Creating an HDR from a Single Image

Creating an HDR from a single RAW image is quite simple. I commonly do this with an image with moving subjects that are of core importance to the meaning of the photograph. Of course, it is usually better to try to get multiple exposures because you simply have more light with which to work. However, a single RAW file still contains enough light information to produce an acceptable HDR result.

  1. In Photomatix Pro, choose File > Open, and then locate your RAW photo.

    You will see the following message or something similar.

    Creating an HDR from a Single Image

    Yes, we know more images are better, but you can still create a great HDR image using this method. Click OK (like you have a choice!).

  2. The Tone Mapping dialog appears, as before. The reason I’m using the road/landscape image in this example is because it is a daytime shot. Recall my warning about how Photomatix Pro will “dirty up the sky.” Well, you can see that happening in the image in the figure.

    Creating an HDR from a Single Image

    When you make your adjustments, do not worry about the daytime sky. This advice is also valid for multi-image HDRs.

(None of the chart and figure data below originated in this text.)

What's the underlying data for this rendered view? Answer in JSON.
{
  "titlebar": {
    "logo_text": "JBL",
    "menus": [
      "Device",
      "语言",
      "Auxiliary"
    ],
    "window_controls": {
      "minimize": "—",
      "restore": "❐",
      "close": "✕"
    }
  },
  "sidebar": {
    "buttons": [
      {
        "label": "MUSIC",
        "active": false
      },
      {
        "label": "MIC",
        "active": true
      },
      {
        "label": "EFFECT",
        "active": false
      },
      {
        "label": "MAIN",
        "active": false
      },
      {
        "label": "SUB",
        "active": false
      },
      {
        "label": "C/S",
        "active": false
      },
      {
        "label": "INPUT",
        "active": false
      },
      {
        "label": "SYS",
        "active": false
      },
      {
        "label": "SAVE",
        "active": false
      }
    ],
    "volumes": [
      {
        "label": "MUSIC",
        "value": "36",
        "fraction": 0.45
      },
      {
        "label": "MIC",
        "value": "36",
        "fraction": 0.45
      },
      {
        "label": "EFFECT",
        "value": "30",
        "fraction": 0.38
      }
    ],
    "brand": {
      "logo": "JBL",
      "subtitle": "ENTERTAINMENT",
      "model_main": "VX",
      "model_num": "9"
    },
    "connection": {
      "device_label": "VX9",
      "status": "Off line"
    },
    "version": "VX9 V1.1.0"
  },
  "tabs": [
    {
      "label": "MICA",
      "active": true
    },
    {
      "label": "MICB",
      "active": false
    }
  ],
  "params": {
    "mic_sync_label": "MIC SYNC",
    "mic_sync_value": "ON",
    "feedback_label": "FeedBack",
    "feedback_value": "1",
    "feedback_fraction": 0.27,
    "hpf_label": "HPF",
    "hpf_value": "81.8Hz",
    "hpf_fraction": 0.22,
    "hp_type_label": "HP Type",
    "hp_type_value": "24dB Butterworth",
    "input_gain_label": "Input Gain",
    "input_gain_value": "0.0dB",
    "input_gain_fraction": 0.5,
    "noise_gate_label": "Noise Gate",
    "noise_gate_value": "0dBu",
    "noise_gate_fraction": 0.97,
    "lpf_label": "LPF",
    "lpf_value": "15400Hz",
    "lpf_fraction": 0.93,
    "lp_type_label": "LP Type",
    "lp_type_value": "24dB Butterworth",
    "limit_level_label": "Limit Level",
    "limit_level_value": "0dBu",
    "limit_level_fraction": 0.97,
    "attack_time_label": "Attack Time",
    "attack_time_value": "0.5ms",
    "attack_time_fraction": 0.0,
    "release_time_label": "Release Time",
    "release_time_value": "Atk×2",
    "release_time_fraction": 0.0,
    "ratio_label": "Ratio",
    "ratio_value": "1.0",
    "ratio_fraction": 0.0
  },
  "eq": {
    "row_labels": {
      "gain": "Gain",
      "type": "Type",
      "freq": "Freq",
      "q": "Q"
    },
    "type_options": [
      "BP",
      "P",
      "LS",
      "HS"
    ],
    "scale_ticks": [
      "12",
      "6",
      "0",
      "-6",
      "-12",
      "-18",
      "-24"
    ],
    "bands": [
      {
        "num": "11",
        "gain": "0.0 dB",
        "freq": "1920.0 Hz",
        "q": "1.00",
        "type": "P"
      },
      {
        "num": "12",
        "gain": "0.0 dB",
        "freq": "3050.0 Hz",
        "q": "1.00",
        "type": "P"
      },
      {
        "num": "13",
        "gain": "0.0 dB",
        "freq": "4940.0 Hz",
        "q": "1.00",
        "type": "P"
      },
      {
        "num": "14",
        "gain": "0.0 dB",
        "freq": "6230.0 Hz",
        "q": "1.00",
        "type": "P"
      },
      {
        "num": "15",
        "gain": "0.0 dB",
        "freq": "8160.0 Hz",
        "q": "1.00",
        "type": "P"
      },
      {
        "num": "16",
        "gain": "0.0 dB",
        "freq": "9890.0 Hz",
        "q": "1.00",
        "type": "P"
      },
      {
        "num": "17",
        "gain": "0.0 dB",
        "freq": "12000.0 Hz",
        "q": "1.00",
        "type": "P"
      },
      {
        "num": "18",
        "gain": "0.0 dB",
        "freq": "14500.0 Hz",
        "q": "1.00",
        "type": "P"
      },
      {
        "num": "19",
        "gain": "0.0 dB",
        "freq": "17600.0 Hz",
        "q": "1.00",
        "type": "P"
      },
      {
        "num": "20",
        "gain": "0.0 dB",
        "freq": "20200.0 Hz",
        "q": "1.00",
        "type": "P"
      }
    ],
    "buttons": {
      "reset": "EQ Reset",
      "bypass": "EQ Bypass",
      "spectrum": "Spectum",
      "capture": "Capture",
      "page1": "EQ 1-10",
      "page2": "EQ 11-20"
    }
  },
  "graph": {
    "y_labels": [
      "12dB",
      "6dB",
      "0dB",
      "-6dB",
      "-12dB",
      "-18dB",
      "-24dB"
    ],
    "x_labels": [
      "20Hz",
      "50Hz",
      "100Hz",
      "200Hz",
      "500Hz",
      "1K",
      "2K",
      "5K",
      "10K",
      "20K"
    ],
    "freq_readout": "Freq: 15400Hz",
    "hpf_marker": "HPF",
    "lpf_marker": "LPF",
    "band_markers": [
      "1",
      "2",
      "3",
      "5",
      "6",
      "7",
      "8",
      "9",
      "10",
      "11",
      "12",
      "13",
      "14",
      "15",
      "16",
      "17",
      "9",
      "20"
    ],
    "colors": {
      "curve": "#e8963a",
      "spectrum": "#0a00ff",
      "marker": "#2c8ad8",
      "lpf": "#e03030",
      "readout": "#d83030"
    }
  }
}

You will fix the sky shortly. Just make the adjustments so you are happy with everything but the sky.

  3. Save the tone-mapped result, and then open it in Photoshop along with the original RAW shot. You’ll probably want to use the RAW importer to make the original RAW image look as good as possible. (Last step on next page.)

Daytime Sky Considerations

Many people new to HDR notice that daytime sky often looks murky right after the tone-mapping process. This is either because of a “halo effect” that has a horizon glow before giving way to a darker upper sky or because of overly dark, gray, or muted colors. Both problems can be overcome by remixing the original RAW to whatever degree looks appropriate. Sometimes I’ll remix in 100 percent of the sky from the original RAW. Other times I will just fix the part of the sky where the clouds have turned pure black during the tone-mapping process. Whichever option you choose, always consider making a wholesale adjustment to the sky area in daytime shots via the masking method described earlier.

Daytime Sky Considerations
  • Create a layer mask and then paint with a brush to reveal the layer beneath. I created another hot pink layer so you can see where the mask was made. Making the original sky blend in is extremely important.

    The following figure shows the final result. Note that I left the lens flare in the image. I like them and usually leave them in the final photo. Many photographers don’t like them, but I think they are colorful and pretty.

    When you create a single-image HDR with people in the photo, they will not look right. The HDR process will make their skin dirty and mottled. In these situations, you’ll need to mask in the original skin while blending in with the background as much as possible. But there is a lot of room for experimentation in people photos, so be open-minded and see what you can discover.